Question

Consider the function f(x)=6sin(x-pi/8)+8. What transformation results in g(x)=6sin(x-7pi/16)+1?​

Answer 1

Answer: we have a vertical shift of 7 units down, and a horizontal shift of 5*pi/16 units to the right.

Step-by-step explanation:

First, let's define the transformations:

Vertical shift.

If we have a function f(x), a vertical shift of N units is written as:

g(x) = f(x) + N

This will move the graph of f(x) up or down a distance of N units.

if N is positive, then the shift is upwards

if N is negative, then the shift is downwards.

Horizontal shift.

If we have a function f(x), a horizontal shift of N units is written as:

g(x) = f(x + N)

This will move the graph of f(x) to the right or left a distance of N units.

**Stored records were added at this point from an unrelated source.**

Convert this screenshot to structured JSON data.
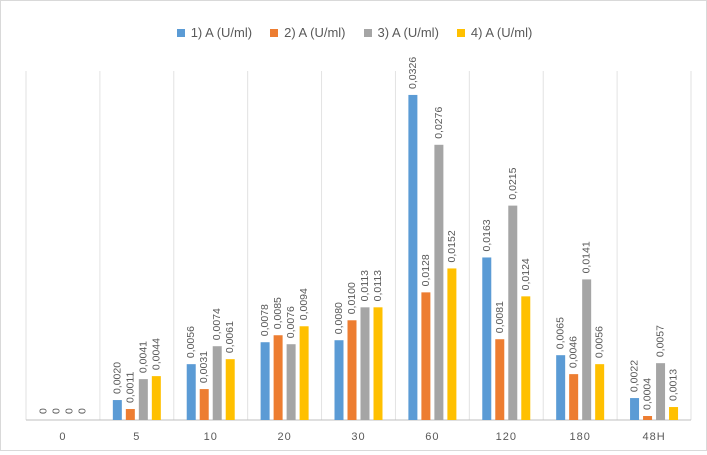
{
  "chart_data": {
    "type": "bar",
    "categories": [
      "0",
      "5",
      "10",
      "20",
      "30",
      "60",
      "120",
      "180",
      "48H"
    ],
    "series": [
      {
        "name": "1) A (U/ml)",
        "color": "#5B9BD5",
        "values": [
          0,
          0.002,
          0.0056,
          0.0078,
          0.008,
          0.0326,
          0.0163,
          0.0065,
          0.0022
        ]
      },
      {
        "name": "2) A (U/ml)",
        "color": "#ED7D31",
        "values": [
          0,
          0.0011,
          0.0031,
          0.0085,
          0.01,
          0.0128,
          0.0081,
          0.0046,
          0.0004
        ]
      },
      {
        "name": "3) A (U/ml)",
        "color": "#A5A5A5",
        "values": [
          0,
          0.0041,
          0.0074,
          0.0076,
          0.0113,
          0.0276,
          0.0215,
          0.0141,
          0.0057
        ]
      },
      {
        "name": "4) A (U/ml)",
        "color": "#FFC000",
        "values": [
          0,
          0.0044,
          0.0061,
          0.0094,
          0.0113,
          0.0152,
          0.0124,
          0.0056,
          0.0013
        ]
      }
    ],
    "data_labels": [
      [
        "0",
        "0,0020",
        "0,0056",
        "0,0078",
        "0,0080",
        "0,0326",
        "0,0163",
        "0,0065",
        "0,0022"
      ],
      [
        "0",
        "0,0011",
        "0,0031",
        "0,0085",
        "0,0100",
        "0,0128",
        "0,0081",
        "0,0046",
        "0,0004"
      ],
      [
        "0",
        "0,0041",
        "0,0074",
        "0,0076",
        "0,0113",
        "0,0276",
        "0,0215",
        "0,0141",
        "0,0057"
      ],
      [
        "0",
        "0,0044",
        "0,0061",
        "0,0094",
        "0,0113",
        "0,0152",
        "0,0124",
        "0,0056",
        "0,0013"
      ]
    ],
    "title": "",
    "xlabel": "",
    "ylabel": "",
    "ylim": [
      0,
      0.035
    ],
    "grid": "vertical category separators",
    "legend_position": "top"
  }
}
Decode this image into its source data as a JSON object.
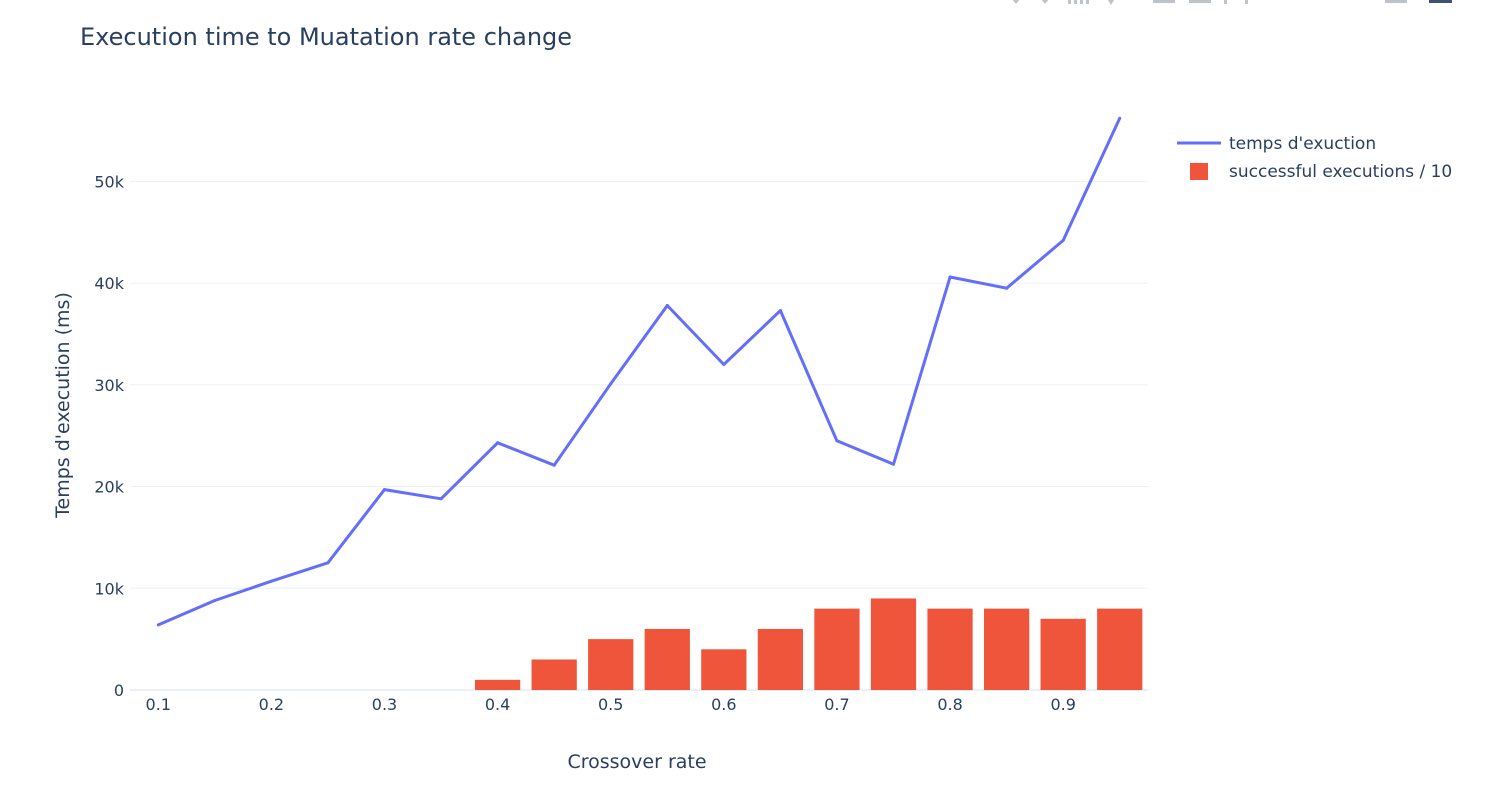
{
  "colors": {
    "line": "#636efa",
    "bar": "#ef553b",
    "text": "#2a3f5f",
    "grid": "#ebf0f8",
    "modebar": "#bdc3c9",
    "modebar_active": "#3f4f75"
  },
  "chart_data": {
    "type": "bar",
    "title": "Execution time to Muatation rate change",
    "xlabel": "Crossover rate",
    "ylabel": "Temps d'execution (ms)",
    "xlim": [
      0.075,
      0.975
    ],
    "ylim": [
      0,
      58000
    ],
    "x_ticks": [
      {
        "value": 0.1,
        "label": "0.1"
      },
      {
        "value": 0.2,
        "label": "0.2"
      },
      {
        "value": 0.3,
        "label": "0.3"
      },
      {
        "value": 0.4,
        "label": "0.4"
      },
      {
        "value": 0.5,
        "label": "0.5"
      },
      {
        "value": 0.6,
        "label": "0.6"
      },
      {
        "value": 0.7,
        "label": "0.7"
      },
      {
        "value": 0.8,
        "label": "0.8"
      },
      {
        "value": 0.9,
        "label": "0.9"
      }
    ],
    "y_ticks": [
      {
        "value": 0,
        "label": "0"
      },
      {
        "value": 10000,
        "label": "10k"
      },
      {
        "value": 20000,
        "label": "20k"
      },
      {
        "value": 30000,
        "label": "30k"
      },
      {
        "value": 40000,
        "label": "40k"
      },
      {
        "value": 50000,
        "label": "50k"
      }
    ],
    "grid": true,
    "legend_position": "top-right",
    "x": [
      0.1,
      0.15,
      0.2,
      0.25,
      0.3,
      0.35,
      0.4,
      0.45,
      0.5,
      0.55,
      0.6,
      0.65,
      0.7,
      0.75,
      0.8,
      0.85,
      0.9,
      0.95
    ],
    "series": [
      {
        "name": "temps d'exuction",
        "type": "line",
        "values": [
          6400,
          8800,
          10700,
          12500,
          19700,
          18800,
          24300,
          22100,
          30100,
          37800,
          32000,
          37300,
          24500,
          22200,
          40600,
          39500,
          44200,
          56200
        ]
      },
      {
        "name": "successful executions / 10",
        "type": "bar",
        "values": [
          0,
          0,
          0,
          0,
          0,
          0,
          1000,
          3000,
          5000,
          6000,
          4000,
          6000,
          8000,
          9000,
          8000,
          8000,
          7000,
          8000
        ]
      }
    ]
  }
}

if N is positive, then the shift is to the left

if N is negative, then the shift is to the right.

Here we have:

f(x) = 6*sin(x - pi/8) + 8

and the transformed function:

g(x) = 6*sin(x - (7/16)*pi) + 1

We can assume that the transformations are a vertical shift of A units, and an horizontal shift of B units, then we can write:

g(x) = f(x + B) + A

g(x) = 6*sin(x + B - pi/8) + (8 + A) = 6*sin(x - (7/16)*pi) + 1

Then we must have that:

(x + B - pi/8) = x -  (7/16)*pi

B - pi/8 = -(7/16)*pi

B = -(7/16)*pi + pi/8 =  -(7/16)*pi +2*pi/16 = (-7 + 2)*pi/16 = -5*pi/16

And we also must have that:

8 + A  = 1

A = 1 - 8 = -7

Then the transformation is:

g(x) = f(x - 5*pi/16) - 7

This means that we have a vertical shift of 7 units down, and a horizontal shift of 5*pi/16 units to the right.